守破離で生み出
されるチーズ
〜白糠酪恵舎〜

白い滴のマリアージュ

今回のテーマ

守破離で生み出されるチーズ
〜白糠酪恵舎(白糠町)〜

「シラリ(磯)・カ(上)」の語源のとおり、水産資源豊かな太平洋岸釧路管内にある白糠(しらぬか)町。
代表の福岡県出身の井ノ口さんは、帯広畜産大学を卒業し、民間企業を経て、北海道の農業改良普及員として白糠町に赴任。その後、よくしてくれた地元の酪農家のために、この地域のために、なにができるかを考えたときに、チーズ職人になる道を選び、イタリアでの修業を重ねて、白糠町で「酪恵舎(らくけいしゃ)」を立ち上げた。
この酪恵舎が、ほかの工房と大きく違うところは、白糠町の酪農家有志たち20名の出資によって生まれたというところ。北海道のチーズ工房の出資で立ち上がった私たち「チーズのこえ」と近い考えを持つ。

彼のチーズづくりの考えは、「守破離(しゅはり)」だと感じる。 たくさんの新しいチーズづくりの胎動が、北海道の中でもあらわれている。そのなかでこそ守破離の秩序が必要であることを、井ノ口さんは今も変わらず投げかけている。
北海道のチーズの先達たちが切り拓いた道、その教えを乞う「守」で土台がつくられてきた北海道チーズの息吹。インターネットも発展し、海外にも気軽に学びに行けるようになり、技術も情報も体得しやすくなった「破」の時期。
では、一つの流派から離れ、独自の新しいものを生み出し確立させる段階「離」とはなんだろうか。井ノ口さんは、日本人のチーズづくりの特徴として、フランスの人類学者クロード・レヴィ=ストロースの「日本人は、自らが自然をコントロールしたり、作為を施すのではなくて、受動的に、素材の本質や特性を引き出し具現化する力を持っている」という言葉を引き合いに出し、生乳が持っている本質を受け止め、チーズの中に取り込んでいくところだと語る。

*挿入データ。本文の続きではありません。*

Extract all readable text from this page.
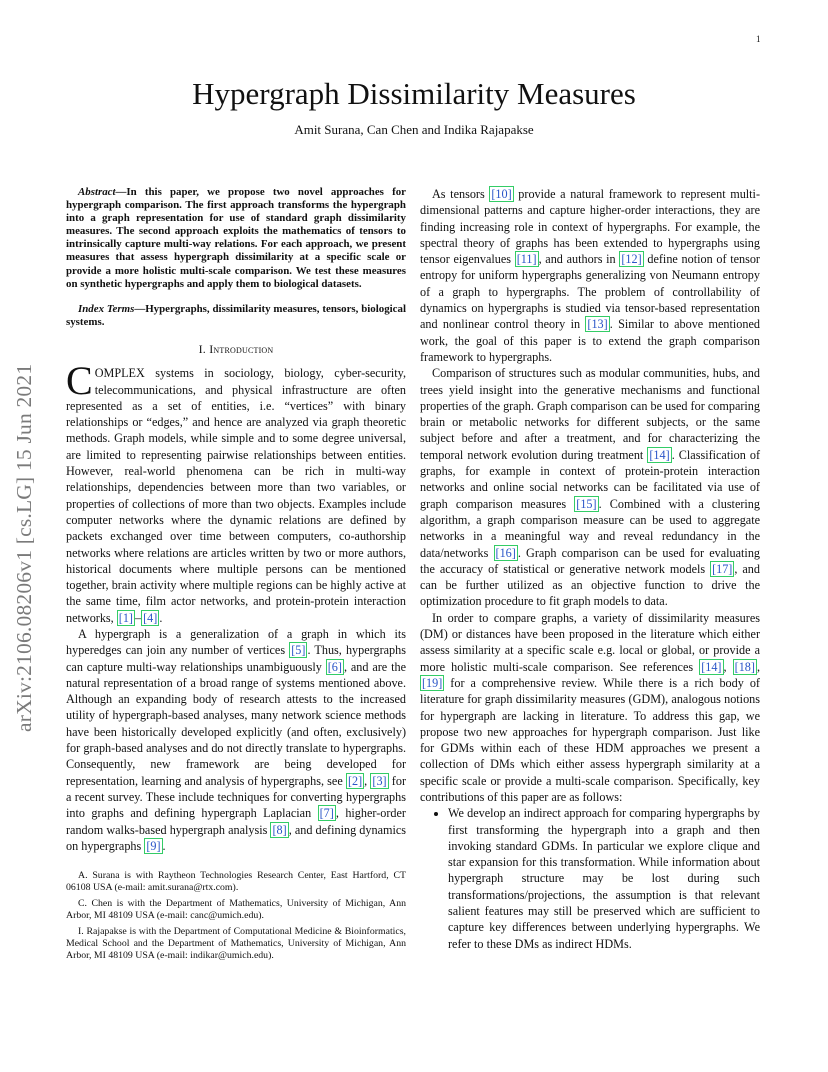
1
arXiv:2106.08206v1 [cs.LG] 15 Jun 2021
Hypergraph Dissimilarity Measures
Amit Surana, Can Chen and Indika Rajapakse

Abstract—In this paper, we propose two novel approaches for hypergraph comparison. The first approach transforms the hypergraph into a graph representation for use of standard graph dissimilarity measures. The second approach exploits the mathematics of tensors to intrinsically capture multi-way relations. For each approach, we present measures that assess hypergraph dissimilarity at a specific scale or provide a more holistic multi-scale comparison. We test these measures on synthetic hypergraphs and apply them to biological datasets.

Index Terms—Hypergraphs, dissimilarity measures, tensors, biological systems.

I. Introduction

COMPLEX systems in sociology, biology, cyber-security, telecommunications, and physical infrastructure are often represented as a set of entities, i.e. “vertices” with binary relationships or “edges,” and hence are analyzed via graph theoretic methods. Graph models, while simple and to some degree universal, are limited to representing pairwise relationships between entities. However, real-world phenomena can be rich in multi-way relationships, dependencies between more than two variables, or properties of collections of more than two objects. Examples include computer networks where the dynamic relations are defined by packets exchanged over time between computers, co-authorship networks where relations are articles written by two or more authors, historical documents where multiple persons can be mentioned together, brain activity where multiple regions can be highly active at the same time, film actor networks, and protein-protein interaction networks, [1] – [4] .

A hypergraph is a generalization of a graph in which its hyperedges can join any number of vertices [5] . Thus, hypergraphs can capture multi-way relationships unambiguously [6] , and are the natural representation of a broad range of systems mentioned above. Although an expanding body of research attests to the increased utility of hypergraph-based analyses, many network science methods have been historically developed explicitly (and often, exclusively) for graph-based analyses and do not directly translate to hypergraphs. Consequently, new framework are being developed for representation, learning and analysis of hypergraphs, see [2] , [3] for a recent survey. These include techniques for converting hypergraphs into graphs and defining hypergraph Laplacian [7] , higher-order random walks-based hypergraph analysis [8] , and defining dynamics on hypergraphs [9] .

A. Surana is with Raytheon Technologies Research Center, East Hartford, CT 06108 USA (e-mail: amit.surana@rtx.com).

C. Chen is with the Department of Mathematics, University of Michigan, Ann Arbor, MI 48109 USA (e-mail: canc@umich.edu).

I. Rajapakse is with the Department of Computational Medicine & Bioinformatics, Medical School and the Department of Mathematics, University of Michigan, Ann Arbor, MI 48109 USA (e-mail: indikar@umich.edu).

As tensors [10] provide a natural framework to represent multi-dimensional patterns and capture higher-order interactions, they are finding increasing role in context of hypergraphs. For example, the spectral theory of graphs has been extended to hypergraphs using tensor eigenvalues [11] , and authors in [12] define notion of tensor entropy for uniform hypergraphs generalizing von Neumann entropy of a graph to hypergraphs. The problem of controllability of dynamics on hypergraphs is studied via tensor-based representation and nonlinear control theory in [13] . Similar to above mentioned work, the goal of this paper is to extend the graph comparison framework to hypergraphs.

Comparison of structures such as modular communities, hubs, and trees yield insight into the generative mechanisms and functional properties of the graph. Graph comparison can be used for comparing brain or metabolic networks for different subjects, or the same subject before and after a treatment, and for characterizing the temporal network evolution during treatment [14] . Classification of graphs, for example in context of protein-protein interaction networks and online social networks can be facilitated via use of graph comparison measures [15] . Combined with a clustering algorithm, a graph comparison measure can be used to aggregate networks in a meaningful way and reveal redundancy in the data/networks [16] . Graph comparison can be used for evaluating the accuracy of statistical or generative network models [17] , and can be further utilized as an objective function to drive the optimization procedure to fit graph models to data.

In order to compare graphs, a variety of dissimilarity measures (DM) or distances have been proposed in the literature which either assess similarity at a specific scale e.g. local or global, or provide a more holistic multi-scale comparison. See references [14] , [18] , [19] for a comprehensive review. While there is a rich body of literature for graph dissimilarity measures (GDM), analogous notions for hypergraph are lacking in literature. To address this gap, we propose two new approaches for hypergraph comparison. Just like for GDMs within each of these HDM approaches we present a collection of DMs which either assess hypergraph similarity at a specific scale or provide a multi-scale comparison. Specifically, key contributions of this paper are as follows:

• We develop an indirect approach for comparing hypergraphs by first transforming the hypergraph into a graph and then invoking standard GDMs. In particular we explore clique and star expansion for this transformation. While information about hypergraph structure may be lost during such transformations/projections, the assumption is that relevant salient features may still be preserved which are sufficient to capture key differences between underlying hypergraphs. We refer to these DMs as indirect HDMs.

近代の日本酒醸造において強い香りを醸し出す酵母が選ばれるように、チーズにおいても特定の乳酸菌を選べば、強い「風味」や「香り」を表現することもできる。しかし、日本人がつくるチーズとは、乳を感じられ、優しさと強さが共生していることが感じられるチーズであるべきではないか。
近年の酪農生産資材の上昇もあり、この4月に、北海道内のチーズ用乳価は値上がりする。それに伴い、チーズ価格の見直しを行った工房も多い。そのなかで、技術力を高めることにより、低コストで提供し続けるということも、「食べ物としてのチーズ」を届ける工房の務めではないかと井ノ口さんは続ける。
とってつけたストーリーではなく、ただただ「おいしい」から食卓にのぼる。そんな未来を描きながら、今日も井ノ口さんは技術を磨き続ける。そこに満足するという言葉はない。

現在、イタリアンタイプのチーズを20種類近く製造。コンセプトである「乳の優しさ」を大事にしながら、日本の食文化に取り入れやすいようなチーズをつくっています。

「モッツァレラ」(左) 「これだけは、自分で練らないと」という井ノ口さん。「だから、長期でのお出かけはできないんだ」と笑う。彼にしか作れない、ふわふわなモッツァレラは、チーズのこえにも、毎週土曜日に作り立てが必ず届く。近所の人は、それを土曜の朝の楽しみに買いに来る。

「ロビオーラ」(右) 塩水で2日おきに表面を洗って1か月ほど熟成したウォッシュチーズ。表面はオレンジ色のリネンス菌で覆われ、独特の匂いとむちっとした柔らかさが特徴。強めのお酒とあわせても、また熱をかけてとかしても、その香りがさらに引き立つ。